Apple si trova di fronte a una delle minacce più gravi nella storia dei suoi dispositivi mobili. Un team internazionale di ricercatori di sicurezza ha identificato una campagna di attacchi che sfrutta uno strumento estremamente potente chiamato DarkSword, capace di estrarre tutti i dati da un iPhone semplicemente inducendo l'utente a visitare una pagina web infetta. La notizia più preoccupante è che qualcuno ha reso il toolkit disponibile pubblicamente su GitHub, trasformando quello che era un attacco mirato in una minaccia globale potenzialmente incontrollabile.
DarkSword rappresenta un esempio sofisticato di ingegneria malevola: la sua catena di attacco combina sei vulnerabilità distinte, tre delle quali erano sconosciute ai laboratori di sicurezza quando scoperte. L'exploit inizia nel motore JavaScript di Safari, il JavaScriptCore, dove il malware riesce a eseguire codice dannoso. Da lì esce dalla sandbox di protezione di Apple sfruttando il processore grafico, per poi ottenere accesso totale al dispositivo attraverso una falla critica nel kernel di iOS che permette privilegi di lettura e scrittura illimitati. Particolarmente inquietante è la semplicità del vettore d'attacco: non sono necessari click su link sospetti né installazioni di app. Una visita innocente a un sito compromesso è sufficiente a far partire la catena di exploit.
I ricercatori di iVerify hanno tracciato l'origine della minaccia fino a due siti ucraini compromessi, i cui server erano stati modificati per caricare invisibilmente il codice malevolo attraverso un iframe nascosto.

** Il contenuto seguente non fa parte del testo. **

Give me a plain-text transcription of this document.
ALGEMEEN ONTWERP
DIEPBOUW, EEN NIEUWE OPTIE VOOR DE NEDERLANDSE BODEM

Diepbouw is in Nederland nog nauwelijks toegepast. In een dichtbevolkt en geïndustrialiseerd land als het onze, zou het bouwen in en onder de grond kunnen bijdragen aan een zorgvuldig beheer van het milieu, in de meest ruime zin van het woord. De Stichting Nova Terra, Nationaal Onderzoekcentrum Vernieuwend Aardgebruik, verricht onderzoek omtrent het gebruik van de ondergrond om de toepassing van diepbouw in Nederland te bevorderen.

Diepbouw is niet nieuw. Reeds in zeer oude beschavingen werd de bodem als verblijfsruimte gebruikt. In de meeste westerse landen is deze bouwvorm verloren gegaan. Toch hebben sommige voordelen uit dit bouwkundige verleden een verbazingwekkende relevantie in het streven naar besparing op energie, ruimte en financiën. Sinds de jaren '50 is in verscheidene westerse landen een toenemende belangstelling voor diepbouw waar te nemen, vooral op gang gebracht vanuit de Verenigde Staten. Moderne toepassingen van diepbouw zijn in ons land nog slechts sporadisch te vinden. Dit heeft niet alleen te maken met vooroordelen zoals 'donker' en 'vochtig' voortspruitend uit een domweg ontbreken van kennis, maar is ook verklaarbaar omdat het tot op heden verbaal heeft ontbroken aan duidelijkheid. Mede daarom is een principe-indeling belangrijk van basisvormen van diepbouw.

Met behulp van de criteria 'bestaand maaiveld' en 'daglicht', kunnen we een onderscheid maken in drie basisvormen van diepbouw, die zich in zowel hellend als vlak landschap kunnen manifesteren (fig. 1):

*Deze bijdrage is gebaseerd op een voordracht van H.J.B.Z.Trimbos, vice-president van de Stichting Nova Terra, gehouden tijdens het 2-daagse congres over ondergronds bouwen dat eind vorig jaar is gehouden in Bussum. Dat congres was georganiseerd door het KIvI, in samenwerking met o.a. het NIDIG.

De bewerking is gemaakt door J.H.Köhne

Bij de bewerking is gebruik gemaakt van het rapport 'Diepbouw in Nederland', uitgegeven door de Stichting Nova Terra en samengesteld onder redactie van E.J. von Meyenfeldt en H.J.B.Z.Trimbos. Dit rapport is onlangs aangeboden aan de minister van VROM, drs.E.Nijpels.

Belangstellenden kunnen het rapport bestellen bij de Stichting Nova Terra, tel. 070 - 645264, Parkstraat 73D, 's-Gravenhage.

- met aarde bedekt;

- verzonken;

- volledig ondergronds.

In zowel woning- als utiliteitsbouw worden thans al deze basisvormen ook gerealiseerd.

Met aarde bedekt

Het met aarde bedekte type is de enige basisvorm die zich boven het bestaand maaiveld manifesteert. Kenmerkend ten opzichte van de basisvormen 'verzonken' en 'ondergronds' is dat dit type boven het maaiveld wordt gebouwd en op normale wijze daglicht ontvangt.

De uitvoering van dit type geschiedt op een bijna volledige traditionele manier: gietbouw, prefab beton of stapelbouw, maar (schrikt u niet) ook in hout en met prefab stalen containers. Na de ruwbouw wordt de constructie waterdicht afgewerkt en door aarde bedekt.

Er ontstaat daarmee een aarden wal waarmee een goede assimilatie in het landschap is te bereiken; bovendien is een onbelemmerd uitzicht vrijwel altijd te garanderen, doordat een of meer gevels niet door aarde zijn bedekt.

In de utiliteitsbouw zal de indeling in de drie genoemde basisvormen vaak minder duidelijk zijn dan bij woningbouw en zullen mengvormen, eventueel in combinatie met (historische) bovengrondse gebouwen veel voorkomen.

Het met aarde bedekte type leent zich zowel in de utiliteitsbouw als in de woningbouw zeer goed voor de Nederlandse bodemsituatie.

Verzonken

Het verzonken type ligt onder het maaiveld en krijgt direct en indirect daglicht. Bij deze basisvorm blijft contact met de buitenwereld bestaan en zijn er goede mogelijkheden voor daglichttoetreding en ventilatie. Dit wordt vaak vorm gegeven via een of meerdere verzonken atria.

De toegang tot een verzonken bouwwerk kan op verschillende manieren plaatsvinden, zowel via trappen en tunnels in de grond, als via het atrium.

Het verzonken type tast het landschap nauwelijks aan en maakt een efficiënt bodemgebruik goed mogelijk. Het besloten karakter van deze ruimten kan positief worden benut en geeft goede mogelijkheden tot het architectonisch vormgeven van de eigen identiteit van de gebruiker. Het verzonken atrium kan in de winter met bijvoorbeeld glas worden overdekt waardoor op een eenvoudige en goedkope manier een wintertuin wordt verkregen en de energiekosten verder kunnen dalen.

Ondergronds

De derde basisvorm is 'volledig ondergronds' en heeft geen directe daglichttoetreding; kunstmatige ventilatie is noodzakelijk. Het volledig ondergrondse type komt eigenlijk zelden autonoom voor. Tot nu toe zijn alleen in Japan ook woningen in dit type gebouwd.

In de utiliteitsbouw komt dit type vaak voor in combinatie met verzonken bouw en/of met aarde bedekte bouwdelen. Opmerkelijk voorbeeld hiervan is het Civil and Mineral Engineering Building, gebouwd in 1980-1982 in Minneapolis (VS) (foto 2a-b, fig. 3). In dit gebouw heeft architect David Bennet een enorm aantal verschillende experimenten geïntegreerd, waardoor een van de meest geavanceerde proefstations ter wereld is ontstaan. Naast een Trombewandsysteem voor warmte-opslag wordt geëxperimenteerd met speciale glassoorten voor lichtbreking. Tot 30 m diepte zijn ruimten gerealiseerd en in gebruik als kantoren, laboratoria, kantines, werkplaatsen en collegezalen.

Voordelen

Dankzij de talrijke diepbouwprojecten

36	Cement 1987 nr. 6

Il server di distribuzione era ubicato in Estonia e, sebbene teoricamente accessibile da qualsiasi luogo, consegnava il payload solo agli indirizzi IP provenienti dall'Ucraina. Questo dettaglio tattico suggerisce che l'attacco era inizialmente indirizzato a una zona geografica specifica, probabilmente correlato ai conflitti regionali in corso.
Una volta che il malware infetta il dispositivo, la portata del furto di dati è straordinaria. DarkSword è in grado di esfiltrare contatti, messaggi SMS e iMessage, cronologie telefoniche complete, password Wi-Fi archiviate nel portachiavi iOS, cronologia di navigazione Safari, appunti, calendario, email, dati GPS di localizzazione e informazioni della scheda SIM. Ancora più preoccupante è la capacità di violare le comunicazioni crittografate: l'implant riesce a estrarre i dati da Telegram e WhatsApp, aggirando la crittografia end-to-end. Il malware include inoltre funzioni specifiche per rubare le credenziali relative a portafogli di criptovalute, colpendo piattaforme come Coinbase, MetaMask, Ledger e Phantom.
Apple ha immediatamente chiuso la vulnerabilità critica, ma il problema rimane di portata massiccia: centinaia di milioni di iPhone in tutto il mondo non hanno ancora installato gli aggiornamenti di sicurezza necessari. La pubblicazione del toolkit su GitHub ha trasformato un attacco coordinato in uno strumento potenzialmente accessibile a chiunque possieda conoscenze di programmazione di base. Gli utenti con dispositivi non aggiornati sono ora esposti a un rischio concreto e immediato, rendendo l'installazione dei patch di sicurezza non più una semplice raccomandazione, ma un'azione urgente e prioritaria.